Amazing! Another one of those lariat necklaces I made has sold!
I can NOT believe this. The shop that took it on consignment found someone to buy the thing sometime in the last week or so. Actually, it was my favorite production and I figured when (“if” was not in my calculations) it came back to me, I would just keep it for myself.
At this point, every one of the pieces I’ve made has been purchased: several lariat necklaces and a cool lanyard for a state worker who has to carry her ID card every place she goes.
It just astonishes me that people would want to buy something I made. As much as I’ve wished I could find a way to make a living with some small craft, that I could actually create things people would covet never seemed…well, likely.
Unfortunately my friend who owns the gift and repurposing shop has decided to close. The site was not the best of all possible choices: in an old, quaint house on a main drag, practically invisible to passers-by (it took me three tries to find the place) and devoid of foot traffic. People come to the area for restaurants, but restaurant-goers are rarely there to shop for quirky, environmentally friendly gifts.
Right next door to my friend’s shop is another little shop in the same kind of antique house. Its proprietor carries some exceptionally pretty items, including some truly beautiful vintage jewelry, pretty china and gifts — a mix of old and new. She said she also may close, for the same reason — not enough traffic — but in her case, she’s doing quite well with online sales. Her Etsy shop has a steady trade, and she lives a long way from the brick-and-mortar shop’s gentrified central-city location. She’s open only on the weekends now.
I think I’ll go by there next Saturday and ask if she would tutor me in marketing from Etsy. Three of my other friends are making art (in one case, very nice art, indeed) and crafts. If several of us banded together to stock an Etsy shop, we might have a shot at making it work for us. The proprietor in question observed that the trick with Etsy is to make a lot of things available.
Heh. To do that, I’ll be reduced to making some more of these doodads.
Last night I started on a new one, which I think has some promise. The other day I saw a woman wearing a necklace that incorporated some rectangular mother-of-pearl beads, sort of like these…
…only thinner, more consistent in size and shape, and rather prettier in color. And lo! I realized I just happened to have a handful of those very things.
The half-finished piece, for which I still need to buy a lobster clasp, combines the mother-of-pearl with pearls, garnet, and pink rhodonite. It’s turning out kind of neat…so far, I like it.

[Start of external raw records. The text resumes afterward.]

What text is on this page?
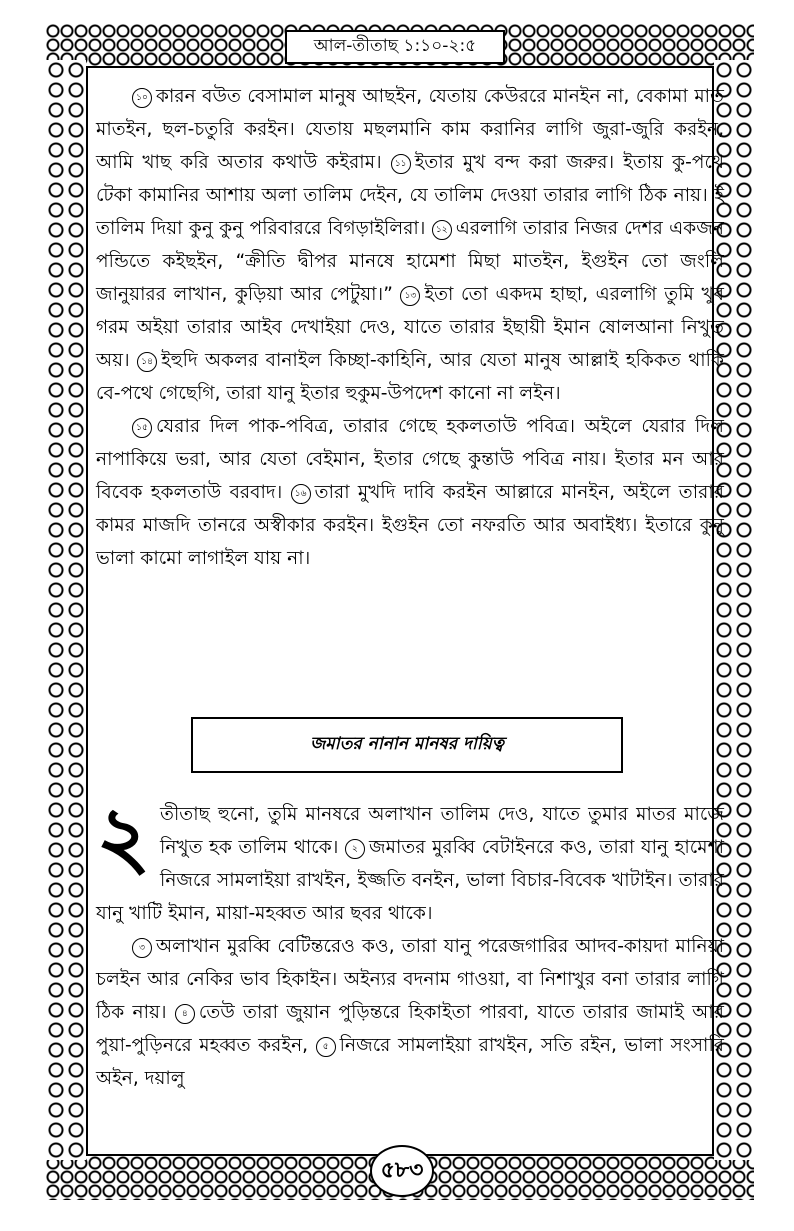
আল-তীতাছ ১:১০-২:৫
৫৮৩

১০ কারন বউত বেসামাল মানুষ আছইন, যেতায় কেউররে মানইন না, বেকামা মাত মাতইন, ছল-চতুরি করইন। যেতায় মছলমানি কাম করানির লাগি জুরা-জুরি করইন, আমি খাছ করি অতার কথাউ কইরাম। ১১ ইতার মুখ বন্দ করা জরুর। ইতায় কু-পথে টেকা কামানির আশায় অলা তালিম দেইন, যে তালিম দেওয়া তারার লাগি ঠিক নায়। ই তালিম দিয়া কুনু কুনু পরিবাররে বিগড়াইলিরা। ১২ এরলাগি তারার নিজর দেশর একজন পন্ডিতে কইছইন, “ক্রীতি দ্বীপর মানষে হামেশা মিছা মাতইন, ইগুইন তো জংলি জানুয়ারর লাখান, কুড়িয়া আর পেটুয়া।” ১৩ ইতা তো একদম হাছা, এরলাগি তুমি খুব গরম অইয়া তারার আইব দেখাইয়া দেও, যাতে তারার ইছায়ী ইমান ষোলআনা নিখুত অয়। ১৪ ইহুদি অকলর বানাইল কিচ্ছা-কাহিনি, আর যেতা মানুষ আল্লাই হকিকত থাকি বে-পথে গেছেগি, তারা যানু ইতার হুকুম-উপদেশ কানো না লইন।

১৫ যেরার দিল পাক-পবিত্র, তারার গেছে হকলতাউ পবিত্র। অইলে যেরার দিল নাপাকিয়ে ভরা, আর যেতা বেইমান, ইতার গেছে কুন্তাউ পবিত্র নায়। ইতার মন আর বিবেক হকলতাউ বরবাদ। ১৬ তারা মুখদি দাবি করইন আল্লারে মানইন, অইলে তারার কামর মাজদি তানরে অস্বীকার করইন। ইগুইন তো নফরতি আর অবাইধ্য। ইতারে কুনু ভালা কামো লাগাইল যায় না।

জমাতর নানান মানষর দায়িত্ব

২ তীতাছ হুনো, তুমি মানষরে অলাখান তালিম দেও, যাতে তুমার মাতর মাজে নিখুত হক তালিম থাকে। ২ জমাতর মুরব্বি বেটাইনরে কও, তারা যানু হামেশা নিজরে সামলাইয়া রাখইন, ইজ্জতি বনইন, ভালা বিচার-বিবেক খাটাইন। তারার যানু খাটি ইমান, মায়া-মহব্বত আর ছবর থাকে।

৩ অলাখান মুরব্বি বেটিন্তরেও কও, তারা যানু পরেজগারির আদব-কায়দা মানিয়া চলইন আর নেকির ভাব হিকাইন। অইন্যর বদনাম গাওয়া, বা নিশাখুর বনা তারার লাগি ঠিক নায়। ৪ তেউ তারা জুয়ান পুড়িন্তরে হিকাইতা পারবা, যাতে তারার জামাই আর পুয়া-পুড়িনরে মহব্বত করইন, ৫ নিজরে সামলাইয়া রাখইন, সতি রইন, ভালা সংসারি অইন, দয়ালু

I never know how these things are going to look until the beads are actually strung to form a coherent design. Sometimes once they’re on a wire I end up taking them apart and reordering the gems; sometimes the pieces look even better strung together than they do in the design stage.
This one is looking pretty good. The combination of the silvery-iridescent mother of pearl with the rose pink rhodonite, the deep wine-colored garnet, and the creamy white pearl is really very subtle and interesting. It doesn’t jump out and whap you in the face — it’s quietly classy.
IMHO.
At any rate, this one will not be a lariat. The mother-of-pearl rectangles are a little large to make for easy looping or tying, so I decided to make it into a more ordinary, latch-it-together necklace. It may actually be long enough to slide over one’s head, but if a woman has a hairstyle she doesn’t want to mess up, she probably will appreciate a clasp.
I may design it so she could wear it with the clasp either in front or in back. One of the several things I’ve learned about designing bead necklaces is that if you put something near the clasp that has some weight, it will keep the thing from scootching around — the weight will hold the clasp at the back of the wearer’s neck. If that weighted design element were pretty enough, she could choose to display it in front instead of having it hidden behind her. On the other hand, if she wore a collarless shirt or dress, the embellishment I have in mind would look highly decorative in back, too.
A wildly popular farmer’s market has taken up residence on the grounds of a nearby church — they hold forth on Saturdays through the fall, winter, and spring. If I could make about a dozen of these and then get one or two friends to throw in with me, I’m thinking we could rent a table there starting a week before Thanksgiving and keep it right up until Christmas. Betcha we could sell a bunch of loot then. And maybe we could also put our stuff together in a single Etsy shop. It’s a thought, anyway.